Media adalah ini dan itu, kamu dan mereka, ada saling menunjukkan keinginan untuk berdiri sama tinggi duduk sama rendah. Tapi bukan di sayangkan, memang sudah masuk era globalisasi, semua berada di tangan pasar, bukan lagi pada segi manfaat yang baik, yang seharusnya. Ketika media sudah mendapatkan penilaian, eh ini kebetulan sedang ada hajatan besar masih mau terlaksana Hari Pers Nasional, jadi tulisan ini bisa mewakili atau tidak terwakilkan dengan hajatan itu juga tidak apa, paling tidak masih di sambung-sambungkan dan itu bisa.
Media hanya mengejar rating, lantas salah siapa. Siapa yang patut membawa beban kesalahan yang teramat berat hanya berkonsentrasi pada rating.

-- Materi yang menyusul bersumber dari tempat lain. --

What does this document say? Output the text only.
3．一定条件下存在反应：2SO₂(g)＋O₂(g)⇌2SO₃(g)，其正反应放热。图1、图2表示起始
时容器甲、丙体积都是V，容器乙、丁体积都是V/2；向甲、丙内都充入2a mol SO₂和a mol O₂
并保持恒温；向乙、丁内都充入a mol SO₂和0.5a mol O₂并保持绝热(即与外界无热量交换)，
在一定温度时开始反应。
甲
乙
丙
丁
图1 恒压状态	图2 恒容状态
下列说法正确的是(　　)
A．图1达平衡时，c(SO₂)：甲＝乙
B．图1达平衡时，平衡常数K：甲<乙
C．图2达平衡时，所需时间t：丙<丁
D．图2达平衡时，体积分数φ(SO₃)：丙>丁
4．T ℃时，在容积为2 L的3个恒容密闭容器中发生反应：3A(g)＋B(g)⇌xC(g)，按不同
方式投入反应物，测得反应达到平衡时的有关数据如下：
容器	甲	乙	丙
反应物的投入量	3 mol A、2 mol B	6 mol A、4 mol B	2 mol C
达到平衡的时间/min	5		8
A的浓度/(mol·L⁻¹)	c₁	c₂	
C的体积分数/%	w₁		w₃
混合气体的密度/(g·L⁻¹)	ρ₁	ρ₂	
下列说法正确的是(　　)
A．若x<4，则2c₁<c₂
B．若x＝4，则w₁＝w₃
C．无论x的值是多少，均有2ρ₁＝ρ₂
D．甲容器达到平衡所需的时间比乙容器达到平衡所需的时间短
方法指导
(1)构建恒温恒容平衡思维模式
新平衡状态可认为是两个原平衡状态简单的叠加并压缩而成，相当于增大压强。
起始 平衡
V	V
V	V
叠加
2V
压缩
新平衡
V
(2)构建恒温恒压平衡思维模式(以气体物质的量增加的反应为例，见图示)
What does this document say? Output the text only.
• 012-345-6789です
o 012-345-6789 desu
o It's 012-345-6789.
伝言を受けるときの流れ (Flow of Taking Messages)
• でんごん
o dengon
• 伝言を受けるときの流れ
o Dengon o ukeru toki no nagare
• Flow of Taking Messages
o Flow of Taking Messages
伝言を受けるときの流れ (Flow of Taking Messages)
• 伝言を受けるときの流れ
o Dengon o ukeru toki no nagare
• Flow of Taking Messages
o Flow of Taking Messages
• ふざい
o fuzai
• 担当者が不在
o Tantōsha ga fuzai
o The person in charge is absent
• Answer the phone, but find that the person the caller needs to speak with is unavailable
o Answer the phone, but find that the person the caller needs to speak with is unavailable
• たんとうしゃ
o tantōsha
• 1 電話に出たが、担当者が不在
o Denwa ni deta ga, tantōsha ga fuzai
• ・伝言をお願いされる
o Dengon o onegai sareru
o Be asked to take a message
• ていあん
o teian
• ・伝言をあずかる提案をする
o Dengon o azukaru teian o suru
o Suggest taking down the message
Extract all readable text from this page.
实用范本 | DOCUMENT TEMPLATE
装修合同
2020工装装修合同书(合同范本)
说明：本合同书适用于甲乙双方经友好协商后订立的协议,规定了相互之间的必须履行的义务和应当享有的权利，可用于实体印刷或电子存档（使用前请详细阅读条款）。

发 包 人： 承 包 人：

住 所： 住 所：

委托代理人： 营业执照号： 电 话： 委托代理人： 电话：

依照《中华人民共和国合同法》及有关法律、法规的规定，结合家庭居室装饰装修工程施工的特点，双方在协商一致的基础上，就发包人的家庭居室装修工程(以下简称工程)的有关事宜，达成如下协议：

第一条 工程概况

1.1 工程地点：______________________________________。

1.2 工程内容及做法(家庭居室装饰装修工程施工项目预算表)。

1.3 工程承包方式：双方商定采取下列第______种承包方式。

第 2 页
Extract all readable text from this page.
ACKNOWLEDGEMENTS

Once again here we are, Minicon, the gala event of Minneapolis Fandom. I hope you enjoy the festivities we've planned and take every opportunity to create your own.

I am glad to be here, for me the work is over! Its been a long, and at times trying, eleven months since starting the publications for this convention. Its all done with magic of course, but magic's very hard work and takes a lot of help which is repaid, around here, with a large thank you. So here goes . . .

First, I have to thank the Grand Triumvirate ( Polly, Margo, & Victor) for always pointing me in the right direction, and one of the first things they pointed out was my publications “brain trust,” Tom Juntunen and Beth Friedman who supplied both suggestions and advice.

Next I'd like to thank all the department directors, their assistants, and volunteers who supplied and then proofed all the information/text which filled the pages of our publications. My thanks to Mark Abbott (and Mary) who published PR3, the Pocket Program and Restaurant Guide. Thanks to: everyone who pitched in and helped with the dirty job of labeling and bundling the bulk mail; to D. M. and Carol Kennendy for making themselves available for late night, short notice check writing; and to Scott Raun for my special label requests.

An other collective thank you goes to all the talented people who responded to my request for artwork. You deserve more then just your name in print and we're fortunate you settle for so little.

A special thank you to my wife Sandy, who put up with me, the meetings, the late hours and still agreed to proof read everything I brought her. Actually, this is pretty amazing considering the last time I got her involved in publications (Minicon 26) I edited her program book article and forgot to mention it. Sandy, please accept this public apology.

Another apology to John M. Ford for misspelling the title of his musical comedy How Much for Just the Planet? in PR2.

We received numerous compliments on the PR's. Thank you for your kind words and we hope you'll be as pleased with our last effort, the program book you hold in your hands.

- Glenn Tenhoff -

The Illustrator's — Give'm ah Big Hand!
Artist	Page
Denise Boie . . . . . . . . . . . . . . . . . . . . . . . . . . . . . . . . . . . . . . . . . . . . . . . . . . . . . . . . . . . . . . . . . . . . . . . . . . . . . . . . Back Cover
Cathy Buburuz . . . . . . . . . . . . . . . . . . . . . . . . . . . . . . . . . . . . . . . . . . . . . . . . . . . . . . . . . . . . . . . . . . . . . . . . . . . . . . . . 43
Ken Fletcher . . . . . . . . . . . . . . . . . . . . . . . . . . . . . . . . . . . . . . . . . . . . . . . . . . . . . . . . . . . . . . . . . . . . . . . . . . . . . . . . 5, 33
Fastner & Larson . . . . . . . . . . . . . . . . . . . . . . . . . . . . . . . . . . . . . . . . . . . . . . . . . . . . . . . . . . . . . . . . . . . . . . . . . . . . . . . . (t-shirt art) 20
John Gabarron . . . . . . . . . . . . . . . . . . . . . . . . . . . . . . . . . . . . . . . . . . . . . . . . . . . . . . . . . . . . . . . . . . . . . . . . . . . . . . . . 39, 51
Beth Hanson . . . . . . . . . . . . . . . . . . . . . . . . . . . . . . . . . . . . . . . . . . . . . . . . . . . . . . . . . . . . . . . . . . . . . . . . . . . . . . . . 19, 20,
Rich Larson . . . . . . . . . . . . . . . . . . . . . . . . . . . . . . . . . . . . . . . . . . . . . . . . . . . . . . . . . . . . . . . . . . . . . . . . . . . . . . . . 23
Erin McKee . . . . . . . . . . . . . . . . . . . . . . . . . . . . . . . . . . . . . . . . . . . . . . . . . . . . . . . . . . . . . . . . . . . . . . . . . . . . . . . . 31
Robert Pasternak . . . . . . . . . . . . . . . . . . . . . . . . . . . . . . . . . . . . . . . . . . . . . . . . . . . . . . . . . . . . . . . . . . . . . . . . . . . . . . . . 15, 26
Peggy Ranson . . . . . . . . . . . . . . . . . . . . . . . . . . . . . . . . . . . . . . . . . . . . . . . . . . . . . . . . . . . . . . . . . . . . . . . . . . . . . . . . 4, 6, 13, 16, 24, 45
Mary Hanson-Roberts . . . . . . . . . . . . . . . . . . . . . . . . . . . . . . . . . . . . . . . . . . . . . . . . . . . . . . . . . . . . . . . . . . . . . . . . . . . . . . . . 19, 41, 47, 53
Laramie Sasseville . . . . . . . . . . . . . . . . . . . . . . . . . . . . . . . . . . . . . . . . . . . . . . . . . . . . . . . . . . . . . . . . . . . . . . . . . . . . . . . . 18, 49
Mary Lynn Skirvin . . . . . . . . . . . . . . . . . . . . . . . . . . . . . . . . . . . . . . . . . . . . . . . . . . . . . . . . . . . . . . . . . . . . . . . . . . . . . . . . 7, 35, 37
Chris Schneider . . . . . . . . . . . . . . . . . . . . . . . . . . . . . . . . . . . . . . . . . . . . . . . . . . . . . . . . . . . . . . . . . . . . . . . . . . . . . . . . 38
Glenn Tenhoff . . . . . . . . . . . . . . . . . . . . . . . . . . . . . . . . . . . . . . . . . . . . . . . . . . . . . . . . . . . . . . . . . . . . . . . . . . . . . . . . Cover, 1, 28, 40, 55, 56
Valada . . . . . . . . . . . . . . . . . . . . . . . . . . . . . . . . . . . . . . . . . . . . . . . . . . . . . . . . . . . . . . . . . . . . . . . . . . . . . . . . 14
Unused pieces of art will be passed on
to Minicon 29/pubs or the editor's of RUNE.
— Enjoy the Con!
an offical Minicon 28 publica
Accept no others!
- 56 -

Bukan awak media, juga bukan para penonton setia, tidak ada yang di salahkan, karena memang kita tidak berdaya baik awak media maupun penonton. Kalau hanya berdasar pada pemanfaatan yang hakiki, kembali pada subtsansi fungsi yang sebenarnya pada media, itu sudah bukan eranya. Karena teknologi sudah melakukan intervensi dan mengalami peluasan, apalagi era globalisasi jadi makin subur. Kalau kata-kata ini kurang begitu faham, ya perlu and abaca lagi dari awal sampai kesini. Yang berikutnya, nanti ada sesinya lagi.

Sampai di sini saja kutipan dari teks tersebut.